25 апреля 1865 года он принимает постриг в низший духовный сан и переселяется в Ватикан. Квартира его в двух шагах от Сикстинской капеллы. В его распорядке дня никаких перемен: встаёт в четыре часа — и за работу: писать ораторию «Христос», затем к заутрене, в капеллу.
Обнадёживающее письмо от Бюловых. Пишет сам Ганс — весело и успокоен по: 15 апреля 1865 года в Гааге дал премьеру листовской «Пляски смерти». Монументальная серия вариаций на средневековую тему «Dies irae», где могучую партию фортепиано исполнял сам Бюлов, имела потрясающий успех.
И ещё одно письмо — из Венгрии: там готовятся к двадцатипятилетию Национальной филармонии, основателем которой является Ференц Лист. Венгерские корифеи музыки понимают, что они должны как-то выразить свою признательность Листу. Когда рассеиваются клубы дыма, напущенного сердитыми статьями, общественность вдруг начинает понимать, что Листа никак нельзя отлучить от его родины. Габор Пронаи от имени филармонии сообщает, что они хотели бы юбилей отпраздновать премьерой «Легенды о святой Елизавете».
Ференц отвечает незамедлительно, одновременно высказав пожелание поручить перевод немецкого текста опытному переводчику и хорошему музыканту, а также обеспечить для постановки как отличных певцов, так и отличный оркестр. Вкусы публики в Пеште уже не прежние, и её больше не удовлетворяют импровизации, ей нужно серьёзное искусство.
Счастливое лето. 8 августа 1865 года он приезжает в Пешт, пешком отправляется в отель «Английская королева», но в сладком одиночестве побыть ему удаётся всего несколько минут. Тотчас же собираются Продай, Эркель, Абрани, а затем и исполнители главных ролей «Легенды». Импровизированный банкет. Репетиции.
А 12 августа — такой сюрприз, что его пребывание в Пеште превращается в настоящий праздник: приезжают Козима, Бюлов и Эдуард Лист.

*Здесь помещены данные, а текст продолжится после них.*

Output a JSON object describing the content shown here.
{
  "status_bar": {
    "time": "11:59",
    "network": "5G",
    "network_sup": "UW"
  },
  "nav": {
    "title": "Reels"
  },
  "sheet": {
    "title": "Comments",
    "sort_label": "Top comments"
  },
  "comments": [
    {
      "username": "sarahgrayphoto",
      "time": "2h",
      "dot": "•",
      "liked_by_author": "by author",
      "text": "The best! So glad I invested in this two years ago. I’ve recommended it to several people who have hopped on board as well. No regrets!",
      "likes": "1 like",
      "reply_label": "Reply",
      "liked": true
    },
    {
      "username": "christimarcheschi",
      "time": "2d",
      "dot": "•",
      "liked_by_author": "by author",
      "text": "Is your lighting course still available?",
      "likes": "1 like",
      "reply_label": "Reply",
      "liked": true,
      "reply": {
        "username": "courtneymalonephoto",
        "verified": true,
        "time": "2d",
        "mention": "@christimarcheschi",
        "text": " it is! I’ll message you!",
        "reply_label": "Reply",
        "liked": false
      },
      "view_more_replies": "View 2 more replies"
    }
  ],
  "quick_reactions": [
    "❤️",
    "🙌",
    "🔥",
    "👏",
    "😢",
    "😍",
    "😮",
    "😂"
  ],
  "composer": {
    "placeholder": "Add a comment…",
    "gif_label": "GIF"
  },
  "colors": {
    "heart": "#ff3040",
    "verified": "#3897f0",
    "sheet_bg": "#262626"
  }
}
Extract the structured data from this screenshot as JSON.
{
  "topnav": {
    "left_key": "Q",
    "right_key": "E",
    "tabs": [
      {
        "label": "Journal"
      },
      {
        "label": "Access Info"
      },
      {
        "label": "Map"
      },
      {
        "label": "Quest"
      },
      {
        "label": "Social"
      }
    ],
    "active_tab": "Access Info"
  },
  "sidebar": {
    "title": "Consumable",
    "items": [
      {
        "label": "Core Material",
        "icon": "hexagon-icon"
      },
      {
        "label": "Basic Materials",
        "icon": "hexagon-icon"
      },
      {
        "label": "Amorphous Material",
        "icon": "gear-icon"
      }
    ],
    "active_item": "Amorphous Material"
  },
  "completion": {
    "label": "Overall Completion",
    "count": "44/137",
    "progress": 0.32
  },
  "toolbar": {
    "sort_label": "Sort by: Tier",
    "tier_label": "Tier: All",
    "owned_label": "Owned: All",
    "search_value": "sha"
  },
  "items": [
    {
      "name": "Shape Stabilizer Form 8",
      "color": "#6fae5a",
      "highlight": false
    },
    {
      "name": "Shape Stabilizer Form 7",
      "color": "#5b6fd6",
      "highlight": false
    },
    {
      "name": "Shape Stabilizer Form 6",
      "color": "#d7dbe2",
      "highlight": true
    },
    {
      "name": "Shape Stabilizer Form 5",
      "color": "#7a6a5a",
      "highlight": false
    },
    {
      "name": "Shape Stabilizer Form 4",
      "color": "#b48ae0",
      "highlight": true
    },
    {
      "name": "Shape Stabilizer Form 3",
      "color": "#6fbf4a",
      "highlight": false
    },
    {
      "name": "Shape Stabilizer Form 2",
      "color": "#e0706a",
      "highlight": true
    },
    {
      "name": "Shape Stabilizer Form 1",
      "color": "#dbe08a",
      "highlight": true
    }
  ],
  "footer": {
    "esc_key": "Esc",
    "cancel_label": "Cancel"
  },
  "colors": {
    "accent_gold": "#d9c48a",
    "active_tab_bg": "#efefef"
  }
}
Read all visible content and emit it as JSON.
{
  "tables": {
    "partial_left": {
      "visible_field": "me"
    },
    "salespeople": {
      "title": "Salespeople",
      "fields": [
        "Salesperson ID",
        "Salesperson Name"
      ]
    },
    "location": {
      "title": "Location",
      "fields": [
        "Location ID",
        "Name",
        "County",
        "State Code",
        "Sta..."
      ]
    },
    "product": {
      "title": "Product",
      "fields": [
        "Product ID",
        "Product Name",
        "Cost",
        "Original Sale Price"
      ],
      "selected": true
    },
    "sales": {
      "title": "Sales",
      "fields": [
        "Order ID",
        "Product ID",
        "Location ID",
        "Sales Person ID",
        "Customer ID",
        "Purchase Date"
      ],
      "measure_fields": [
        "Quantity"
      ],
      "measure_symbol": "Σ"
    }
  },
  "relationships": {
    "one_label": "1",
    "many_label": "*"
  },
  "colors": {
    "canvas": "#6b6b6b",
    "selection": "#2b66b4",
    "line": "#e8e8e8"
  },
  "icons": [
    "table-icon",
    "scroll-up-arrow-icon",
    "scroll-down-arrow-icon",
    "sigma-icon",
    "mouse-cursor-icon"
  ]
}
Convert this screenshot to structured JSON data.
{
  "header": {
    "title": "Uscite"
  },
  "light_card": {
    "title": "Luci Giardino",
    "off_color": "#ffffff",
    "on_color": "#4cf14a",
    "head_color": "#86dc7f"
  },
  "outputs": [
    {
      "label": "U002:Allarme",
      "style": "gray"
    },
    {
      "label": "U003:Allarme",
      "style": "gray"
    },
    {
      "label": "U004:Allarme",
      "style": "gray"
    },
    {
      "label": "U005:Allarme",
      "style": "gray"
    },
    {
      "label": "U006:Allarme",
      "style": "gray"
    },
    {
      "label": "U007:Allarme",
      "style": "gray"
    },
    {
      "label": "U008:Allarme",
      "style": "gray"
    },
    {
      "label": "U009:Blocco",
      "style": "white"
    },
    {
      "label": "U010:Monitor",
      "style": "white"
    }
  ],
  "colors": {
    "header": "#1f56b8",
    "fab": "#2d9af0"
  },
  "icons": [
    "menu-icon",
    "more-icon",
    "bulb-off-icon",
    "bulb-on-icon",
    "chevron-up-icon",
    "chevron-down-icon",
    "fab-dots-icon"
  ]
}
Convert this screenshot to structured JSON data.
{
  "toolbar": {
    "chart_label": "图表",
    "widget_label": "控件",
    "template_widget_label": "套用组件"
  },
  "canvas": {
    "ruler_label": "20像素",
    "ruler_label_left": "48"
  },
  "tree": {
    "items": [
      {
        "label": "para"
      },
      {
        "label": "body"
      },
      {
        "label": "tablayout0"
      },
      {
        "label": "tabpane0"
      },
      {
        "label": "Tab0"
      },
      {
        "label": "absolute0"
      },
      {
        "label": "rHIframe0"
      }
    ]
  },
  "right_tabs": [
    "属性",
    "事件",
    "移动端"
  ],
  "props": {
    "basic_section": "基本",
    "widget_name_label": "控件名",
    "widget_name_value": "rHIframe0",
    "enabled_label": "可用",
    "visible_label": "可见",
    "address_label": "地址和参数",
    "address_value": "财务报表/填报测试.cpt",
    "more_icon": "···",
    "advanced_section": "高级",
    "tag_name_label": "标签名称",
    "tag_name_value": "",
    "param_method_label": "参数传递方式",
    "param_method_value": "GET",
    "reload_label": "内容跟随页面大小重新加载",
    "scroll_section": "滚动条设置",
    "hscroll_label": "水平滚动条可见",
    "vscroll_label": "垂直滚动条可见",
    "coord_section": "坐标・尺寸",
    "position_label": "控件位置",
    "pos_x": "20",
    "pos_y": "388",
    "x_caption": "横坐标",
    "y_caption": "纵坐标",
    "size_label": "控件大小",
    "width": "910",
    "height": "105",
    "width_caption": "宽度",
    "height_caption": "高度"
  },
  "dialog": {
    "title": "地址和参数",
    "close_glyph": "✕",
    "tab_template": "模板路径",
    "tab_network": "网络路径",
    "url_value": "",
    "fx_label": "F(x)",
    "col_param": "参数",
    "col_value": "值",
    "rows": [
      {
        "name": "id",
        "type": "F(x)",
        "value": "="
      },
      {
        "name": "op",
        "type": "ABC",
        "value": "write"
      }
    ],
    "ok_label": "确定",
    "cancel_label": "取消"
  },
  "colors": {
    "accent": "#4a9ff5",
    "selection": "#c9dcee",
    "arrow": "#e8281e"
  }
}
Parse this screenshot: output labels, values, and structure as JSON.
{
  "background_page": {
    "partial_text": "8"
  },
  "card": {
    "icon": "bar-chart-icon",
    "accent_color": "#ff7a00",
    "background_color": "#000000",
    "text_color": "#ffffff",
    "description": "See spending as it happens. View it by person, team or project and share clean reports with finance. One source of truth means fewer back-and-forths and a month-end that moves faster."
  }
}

О «Легенде» очень высокие отзывы. Приходит письмо из Веймара, где на август 1867 года намечена премьера.
За время празднеств у Ференца завязывается серьёзная дружба с бароном Йожефом Этвешем. Этвеш мыслит широко, философски, но он и практичный человек:
— Нам нужна консерватория. Иначе талантливая молодёжь в поисках школы уезжает за границу и там остаётся навсегда. Так мы потеряли Иоахима, Ремени.
Страна радуется Ференцу, на сцене — симфония «Данте» и «Марш Ракоци», в соборе — «Эстергомская месса», затем концерт цыганской музыки и неизменный благотворительный концерт. Ференц снова садится к роялю. Цены на билеты баснословные: пятьдесят форинтов за место.
Но страна наслаждается и примирением с монархом, которого собирается короновать венгерской короной. Уже забыты Арад, Вилагош, Куфштейн. Не вспоминают и о туринском отшельнике Кошуте. Буржуазия Венгрии ждёт не дождётся полной нормализации отношений с Австрией: тогда ей в карман потекут капиталы, на них проценты. Над этим примирением хлопочут все — от Дюлы Андраши до кардинала Щитовского.
Настоятель францисканцев в Пеште Агап Данк первым подаёт мысль, что «Мессу по случаю коронации» может написать единственный композитор в мире — Ференц Лист. Эта мысль нравится кардиналу Щитовскому, и он высказывает её в письме к Листу. Лист принимает предложение и готовится лояльно ответить на него достойным и короля и нации произведением.
Друг Листа Аугус везёт его вместе со всеми приятелями к себе, в имение Сексард, — на праздник сбора винограда — с народными гуляниями, зажаренным на вертеле быком и концертом в барском доме при открытых окнах, чтобы вся округа могла услышать Листа и Ремени.
Едва вернулся в Рим — новое письмо в конверте с траурной рамкой. Из Парижа. Умерла мать, Анна Лист, на семьдесят восьмом году жизни.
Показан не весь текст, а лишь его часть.